En effet, comme je l’ai mentionné, il existe soixante langues autochtones. Inutile de dire que le débat risque de tourner court s’il s’agit de faire de ces soixante langues des langues officielles à l’échelle nationale. En revanche, on pourrait très bien imaginer la création de districts bilingues dans des régions spécifiques et délimitées territorialement là où il y a un certain nombre de locuteurs d’une langue autochtone. Autrement dit, l’anglais et le français ou l’anglais et une langue autochtone seraient mis sur un pied d’égalité dans certaines régions. Ils seraient en quelque sorte des langues officielles sur certains territoires. Cela me paraît une bonne illustration de ce que, ensemble, nous pourrions parachever, mais qui serait quasiment impossible à réaliser si nous restons chacun de notre coin à nous ignorer ou pire, à nous voir comme étant en compétition.

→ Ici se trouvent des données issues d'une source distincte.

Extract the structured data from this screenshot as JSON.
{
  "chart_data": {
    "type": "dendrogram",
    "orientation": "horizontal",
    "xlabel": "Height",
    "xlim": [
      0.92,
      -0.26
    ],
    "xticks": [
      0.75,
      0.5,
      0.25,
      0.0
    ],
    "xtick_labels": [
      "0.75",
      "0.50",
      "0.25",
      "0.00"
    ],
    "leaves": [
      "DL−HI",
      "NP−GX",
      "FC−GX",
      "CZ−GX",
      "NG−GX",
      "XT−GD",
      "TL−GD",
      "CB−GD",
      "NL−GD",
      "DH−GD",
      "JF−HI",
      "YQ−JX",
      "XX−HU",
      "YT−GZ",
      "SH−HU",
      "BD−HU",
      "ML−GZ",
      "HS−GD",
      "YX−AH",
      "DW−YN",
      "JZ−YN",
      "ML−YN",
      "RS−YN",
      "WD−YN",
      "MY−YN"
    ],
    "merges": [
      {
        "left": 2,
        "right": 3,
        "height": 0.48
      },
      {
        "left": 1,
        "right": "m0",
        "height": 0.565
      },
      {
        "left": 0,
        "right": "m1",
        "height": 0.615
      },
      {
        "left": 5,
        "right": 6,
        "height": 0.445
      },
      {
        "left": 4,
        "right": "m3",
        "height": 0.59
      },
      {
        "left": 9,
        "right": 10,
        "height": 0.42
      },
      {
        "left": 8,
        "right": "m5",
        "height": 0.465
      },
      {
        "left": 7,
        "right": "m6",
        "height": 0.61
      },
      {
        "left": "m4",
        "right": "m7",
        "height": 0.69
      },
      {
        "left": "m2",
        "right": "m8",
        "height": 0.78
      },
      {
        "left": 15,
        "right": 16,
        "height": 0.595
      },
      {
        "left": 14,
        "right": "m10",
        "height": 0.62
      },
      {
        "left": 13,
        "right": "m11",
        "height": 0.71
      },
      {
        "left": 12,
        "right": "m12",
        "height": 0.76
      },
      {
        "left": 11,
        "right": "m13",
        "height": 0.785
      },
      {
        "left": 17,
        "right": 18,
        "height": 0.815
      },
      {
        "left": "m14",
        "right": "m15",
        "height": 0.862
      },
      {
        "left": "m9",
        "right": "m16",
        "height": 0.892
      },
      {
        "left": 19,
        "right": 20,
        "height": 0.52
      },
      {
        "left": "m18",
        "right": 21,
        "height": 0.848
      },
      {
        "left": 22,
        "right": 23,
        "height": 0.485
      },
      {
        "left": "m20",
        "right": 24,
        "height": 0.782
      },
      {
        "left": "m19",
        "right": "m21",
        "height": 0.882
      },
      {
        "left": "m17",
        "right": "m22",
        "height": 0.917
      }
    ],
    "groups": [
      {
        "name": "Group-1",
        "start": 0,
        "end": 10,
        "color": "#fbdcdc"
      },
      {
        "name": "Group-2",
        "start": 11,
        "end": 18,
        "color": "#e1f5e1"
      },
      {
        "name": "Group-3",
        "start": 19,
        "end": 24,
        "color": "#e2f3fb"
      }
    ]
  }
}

Bien entendu il ne s’agit que d’un des nombreux aspects touchant à la reconnaissance et l’épanouissement des langues autochtones. La liste des tâches à accomplir est longue : l’enseignement des langues autochtones dans les écoles, en premier lieu, qui permettra d’accroître le nombre de locuteurs et donc, le développement de littératures en langues autochtones qui formeront le creuset de cultures permettant une fierté et une identité retrouvée. L’apprentissage de ces langues par les autres Canadiens en est une autre afin de permettre l’échange, le respect, la connaissance et au final, la cohésion nationale et sociale. Il faudra aussi s’assurer de la visibilité de ces langues dans l’espace public. Bref, tout ce à quoi nous nous sommes attelés depuis 150 ans pour que le français survive.

C’est un beau chantier et un sacré défi qui se profile à l’horizon. Ne passons pas à côté de l’Histoire encore une fois!

Aurélie Lacassagne est professeure agrégée en sciences politiques à l’Université Laurentienne. 

Note : Les opinions exprimées dans cette chronique n’engagent que son auteure et ne sauraient refléter la position de #ONfr et du Groupe Média TFO.